After a decade of McMansions and endless suburban sprawl there seems to be a movement toward a more resourceful use of space, a recognition that with population counts soaring, it’s increasingly important to consider how we can tread a bit more lightly. In the past seven years I’ve lived in seven different apartments – (what? that number surprised me!) – and they were all very different. There were a couple that were quite spacious, having rooms neither Scotty nor I ever used. And there were poorly designed small spaces that created frustration and a continual feeling of chaos. And then there were the apartments that were small, even tiny, but logical and comfortable. Our current apartment is one of the latter. I will admit there are frustrations to living here. The first frustration is that when I misplace something it’s doubly annoying. A little voice in my head keeps harping “You really should not even be able to misplace something in a space this small. Seriously, Rebecca, how many places could it be?” The second frustration is linked to the first in that while everything has a certain place that it ought to be, you usually have to move something else in order to get to it. This means that things are continually being moved and not always put back. And, of course, I would love to have a bit more space in the kitchen and another couple of gas burners. But, it all works. I can basically cook anything I want to with my two burners. I have to grocery shop more often because the fridge is tiny, but that is an easy adaptation because I don’t really want to haul a week or twos worth of groceries several blocks home and then up six flights of stairs. Plus everything I cook ends up being nice and fresh.
Anyway, here’s a tour of our little apartment.

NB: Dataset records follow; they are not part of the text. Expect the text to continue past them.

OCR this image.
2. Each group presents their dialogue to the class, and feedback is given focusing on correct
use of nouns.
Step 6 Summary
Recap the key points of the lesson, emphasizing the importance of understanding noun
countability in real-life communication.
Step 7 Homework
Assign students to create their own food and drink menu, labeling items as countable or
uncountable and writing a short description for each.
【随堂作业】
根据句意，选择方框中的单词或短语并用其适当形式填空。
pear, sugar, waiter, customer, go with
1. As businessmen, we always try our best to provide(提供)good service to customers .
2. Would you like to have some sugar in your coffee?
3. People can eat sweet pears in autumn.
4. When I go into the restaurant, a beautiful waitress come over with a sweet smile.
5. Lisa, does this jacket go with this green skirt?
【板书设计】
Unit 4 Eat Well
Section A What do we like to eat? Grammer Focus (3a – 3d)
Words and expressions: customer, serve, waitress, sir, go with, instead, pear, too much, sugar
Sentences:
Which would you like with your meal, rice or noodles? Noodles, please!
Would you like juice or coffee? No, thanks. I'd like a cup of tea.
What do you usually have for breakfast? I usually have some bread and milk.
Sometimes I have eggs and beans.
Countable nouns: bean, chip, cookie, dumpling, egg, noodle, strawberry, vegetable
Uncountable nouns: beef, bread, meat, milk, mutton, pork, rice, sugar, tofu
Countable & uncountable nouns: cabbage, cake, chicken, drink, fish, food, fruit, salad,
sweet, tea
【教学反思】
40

IKEA has gotten on board with the small living space theme. Nicole over at Little Brown Pen alerted me to the fact that IKEA was building an entire apartment inside a Paris metro station. Five people lived there for 6 days in a space of 54 square meters. All I have to say is that they had an entire meter more per person. Anyway, here’s a video about the project:
Scotty and I decided to check it since we’re all into this small spaces thing. The goal is obviously to show that if used logically, it’s entirely possible for people to live fully in small spaces. I don’t know how the people who actually spent the six days living here did it. I could not deal with being constantly on display. We visited on the fifth day and you could tell they were getting a bit weary of all the attention. Plus, they were trying to put together a party – which I’m sure was to celebrate their release the next day.
The apartment had everything – laundry, shower, lots of storage, entertainment center, etc. It even had a dishwasher. After not having one since I lived with my parents, that caused a bit of covetousness on my part. There was one thing missing though. One thing that I would think of as pretty essential. There was no toilet.